The Vertigo of Eros (1947).
Another poignant aspect of his work is his use of contrasting tones between light and dark, giving certain areas in his paintings the sensation that they are glowing or of being filled with light. This may be best interpreted by relating it to his knowledge of Renaissance art, which employed the use of glazing – the gradual application of thin layers of paint on top of each other in order to achieve greater luminosity and sheen – when presenting holy subjects. In this regard, Matta must have seen the relevance of this symbolic proposition, and effectively used it to produce a sense of mysticism and sublimity in his canvases.
Matta’s approach seems to be congruent with the tradition of viewing landscape as an experience of the sublime; of a physical encounter with immanence.

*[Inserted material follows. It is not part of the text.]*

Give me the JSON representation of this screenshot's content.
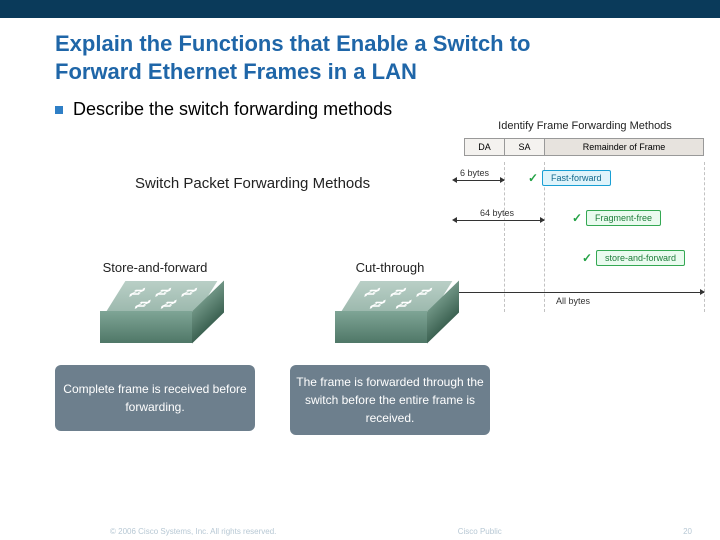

Although his paintings are abstract, they rely nonetheless on our interpretation of them as possible landscapes. Matta transforms the picture plane into a realm of fantastical, inward-looking narratives, where forms in perpetual motion produce eerie, oneiric effects, and result in radical images of faraway places that exist somewhere in the distant universe of his mind. Yet there is always a suggestion of a horizon line, of atmospheric depth, and linear perspective, that suggest we are looking at a landscape, albeit an imaginary one. This underlines Matta’s interest in the depiction of the psyche as interior landscape, supported by the rectangular format of his canvases, a format traditionally referred to as, not coincidentally, the ‘landscape format’. By collapsing the boundaries between architectural space, landscape, and the subject that perceives it, Matta brings us to a location where all three coincide by means of material sensuality. Matta regarded his paintings as ‘inscapes’, as interior landscapes of indefinable geometries and sensuality, a permeable looking glass into the psyche’s appearance, where time and space occur simultaneously.
Matta always stated that he was interested only representing unknown places. His canvases may be best regarded as his search for the concrete representation of these places, as windows into sacred landscapes. It is in his quest to present what is impossible to represent, that he became such an inspiring and influential artist to a generation that saw painting as the only way to achieve such a daunting task.